Full MS data of multiplexed experiments were acquired in a range of 375-1,200 m/z with a maximum AGC target of 3e6 and automatic inject time at 120,000 resolution. Top 10 multiply charged precursors (2-5) over a minimum intensity of 5e3 were isolated using a 2 Th isolation window. MS/MS scans were acquired at a resolution of 60,000 at a fixed first mass of 110 m/z with a maximum AGC target of 1e5 or injection time of 118 ms. Previously isolated precursors were subsequently excluded from fragmentation with a dynamic exclusion of 120 seconds.

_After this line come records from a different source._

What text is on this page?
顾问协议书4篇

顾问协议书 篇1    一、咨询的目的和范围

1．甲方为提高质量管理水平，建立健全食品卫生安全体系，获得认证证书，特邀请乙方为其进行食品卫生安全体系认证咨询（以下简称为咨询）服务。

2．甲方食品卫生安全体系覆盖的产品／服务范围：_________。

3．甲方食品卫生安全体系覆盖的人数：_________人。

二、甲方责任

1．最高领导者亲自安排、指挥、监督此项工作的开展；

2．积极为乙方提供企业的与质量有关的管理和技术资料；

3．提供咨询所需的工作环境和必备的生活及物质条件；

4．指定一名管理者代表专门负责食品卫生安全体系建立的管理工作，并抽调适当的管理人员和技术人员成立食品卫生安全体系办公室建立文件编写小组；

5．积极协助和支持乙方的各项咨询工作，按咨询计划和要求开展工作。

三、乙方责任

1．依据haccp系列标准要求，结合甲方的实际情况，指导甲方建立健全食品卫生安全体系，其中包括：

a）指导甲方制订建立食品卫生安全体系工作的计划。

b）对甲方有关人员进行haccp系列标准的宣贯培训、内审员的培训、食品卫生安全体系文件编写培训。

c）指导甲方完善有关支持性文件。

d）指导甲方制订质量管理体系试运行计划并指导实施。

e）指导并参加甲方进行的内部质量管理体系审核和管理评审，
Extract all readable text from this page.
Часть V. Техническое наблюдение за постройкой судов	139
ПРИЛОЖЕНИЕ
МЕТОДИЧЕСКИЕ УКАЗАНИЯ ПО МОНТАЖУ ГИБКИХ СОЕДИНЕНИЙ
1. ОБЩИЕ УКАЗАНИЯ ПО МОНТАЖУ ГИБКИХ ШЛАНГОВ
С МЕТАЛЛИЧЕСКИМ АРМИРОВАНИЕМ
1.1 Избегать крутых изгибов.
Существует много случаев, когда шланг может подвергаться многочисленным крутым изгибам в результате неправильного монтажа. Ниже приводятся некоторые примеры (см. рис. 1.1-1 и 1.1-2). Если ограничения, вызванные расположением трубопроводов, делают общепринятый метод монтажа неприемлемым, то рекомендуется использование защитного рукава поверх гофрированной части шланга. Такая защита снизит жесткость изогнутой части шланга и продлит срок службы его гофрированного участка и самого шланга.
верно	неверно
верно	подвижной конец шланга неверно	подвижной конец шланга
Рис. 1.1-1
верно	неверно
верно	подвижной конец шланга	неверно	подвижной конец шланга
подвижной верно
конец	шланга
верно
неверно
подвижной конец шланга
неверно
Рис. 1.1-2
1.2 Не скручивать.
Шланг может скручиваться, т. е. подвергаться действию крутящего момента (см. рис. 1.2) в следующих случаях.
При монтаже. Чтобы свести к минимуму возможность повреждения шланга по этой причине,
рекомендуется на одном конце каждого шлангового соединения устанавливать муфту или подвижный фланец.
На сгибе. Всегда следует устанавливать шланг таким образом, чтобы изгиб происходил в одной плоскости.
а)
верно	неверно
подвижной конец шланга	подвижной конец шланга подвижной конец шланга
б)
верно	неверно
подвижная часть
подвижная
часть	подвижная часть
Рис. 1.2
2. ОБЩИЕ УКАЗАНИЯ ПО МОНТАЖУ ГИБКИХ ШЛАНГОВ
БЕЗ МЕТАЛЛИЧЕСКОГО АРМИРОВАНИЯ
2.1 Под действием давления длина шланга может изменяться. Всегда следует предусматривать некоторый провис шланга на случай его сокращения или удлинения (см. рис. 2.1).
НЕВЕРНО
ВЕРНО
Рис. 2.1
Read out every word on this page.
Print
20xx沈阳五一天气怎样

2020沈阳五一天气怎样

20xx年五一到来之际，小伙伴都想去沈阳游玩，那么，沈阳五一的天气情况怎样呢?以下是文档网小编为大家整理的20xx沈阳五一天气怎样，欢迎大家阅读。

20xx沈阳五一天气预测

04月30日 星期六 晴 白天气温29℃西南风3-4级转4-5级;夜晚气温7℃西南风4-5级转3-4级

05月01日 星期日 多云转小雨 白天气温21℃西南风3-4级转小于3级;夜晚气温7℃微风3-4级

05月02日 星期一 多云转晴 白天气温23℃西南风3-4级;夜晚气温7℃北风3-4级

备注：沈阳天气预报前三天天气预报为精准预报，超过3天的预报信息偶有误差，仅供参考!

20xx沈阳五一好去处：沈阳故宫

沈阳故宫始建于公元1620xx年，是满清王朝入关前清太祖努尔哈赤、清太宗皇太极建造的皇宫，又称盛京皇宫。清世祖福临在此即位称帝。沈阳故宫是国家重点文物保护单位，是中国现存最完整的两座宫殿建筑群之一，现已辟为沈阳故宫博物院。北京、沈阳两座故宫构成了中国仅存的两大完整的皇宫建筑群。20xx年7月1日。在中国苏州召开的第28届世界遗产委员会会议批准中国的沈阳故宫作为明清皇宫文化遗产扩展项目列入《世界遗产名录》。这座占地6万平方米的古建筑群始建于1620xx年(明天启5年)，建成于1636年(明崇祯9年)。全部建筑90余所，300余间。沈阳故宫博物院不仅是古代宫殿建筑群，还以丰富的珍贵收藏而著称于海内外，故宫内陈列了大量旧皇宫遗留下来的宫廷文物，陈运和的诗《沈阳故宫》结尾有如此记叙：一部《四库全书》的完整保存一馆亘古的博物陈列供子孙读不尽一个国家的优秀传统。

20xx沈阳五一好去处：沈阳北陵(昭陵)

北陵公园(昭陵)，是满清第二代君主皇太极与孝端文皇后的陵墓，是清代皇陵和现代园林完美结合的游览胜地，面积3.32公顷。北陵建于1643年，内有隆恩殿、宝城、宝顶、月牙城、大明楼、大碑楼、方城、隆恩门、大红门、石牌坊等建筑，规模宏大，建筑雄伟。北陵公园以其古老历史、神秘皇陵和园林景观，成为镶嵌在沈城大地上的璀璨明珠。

TMT10-plex precursors were fragmented at a normalized collision energy (NCE) of 34 and TMTpro at a NCE of 32.
Data analysis
Peptide identification was performed using the standard parameters in Spectromine™ 2.0 against the human reference proteome sequence database (UniProt; version: 2020-10-12). N-terminal protein acetylation and oxidation at methionine were set as variable modifications and the respective TMT reagents were selected as fixed modification. Peptide spectrum match (PSM), peptide and protein groups were filtered with a false discovery rate (FDR) of 1%. S/N levels of reporter ions were extracted using the in-house developed Hyperplex (freely available: pd-nodes.org) at 10 ppm and intersected with the Spectromine™ results. Post-processing was performed in the R environment if not indicated otherwise. For quantification PSMs were summed to peptides and protein groups. Single cell reporter ion intensities are normalized to their sample loading within each analytical run. For HeLa versus HEK clustering, the raw reporter ion intensities were log2 transformed, protein groups with less than 70% missing data across the entire dataset were imputed with random values from a normal distribution shifted into the noise. The reporter ion intensities were then quantile normalized, batch corrected using ComBat for the analytical run and the TMT channel using the Perseus interface.11 Venn Diagrams are based on unique peptide sequences and are calculated using BioVenn.12 GRAVY scores were calculated for every unique peptide sequence identified from the respective condition, based on the Amino Acid Hydropathy Scores.13
Data availability
All mass spectrometry-based proteomics data have been deposited to the ProteomeXchange Consortium via the PRIDE partner repository with the dataset identifier [PXD025387].
Author contributions
D.H. and C.C. prepared and acquired samples. A.S. conceptualized and designed the proteoCHIP. C.C. performed data analysis and wrote the manuscript. G.T., S.M. and K.M. supervised the research.
Conflict of interest
A.S. and G.T. are employees of Cellenion.
Acknowledgements
We thank all members of our laboratories for helpful discussions. We specifically thank Elisabeth Roitinger for critical input on the manuscript. This work has been supported by EPIC-XS, project number 823839, funded by the horizon 2020 program of the European Union and the Austrian Science Fund by ERA-CAPS I 3686-B25-MEIOREC international project.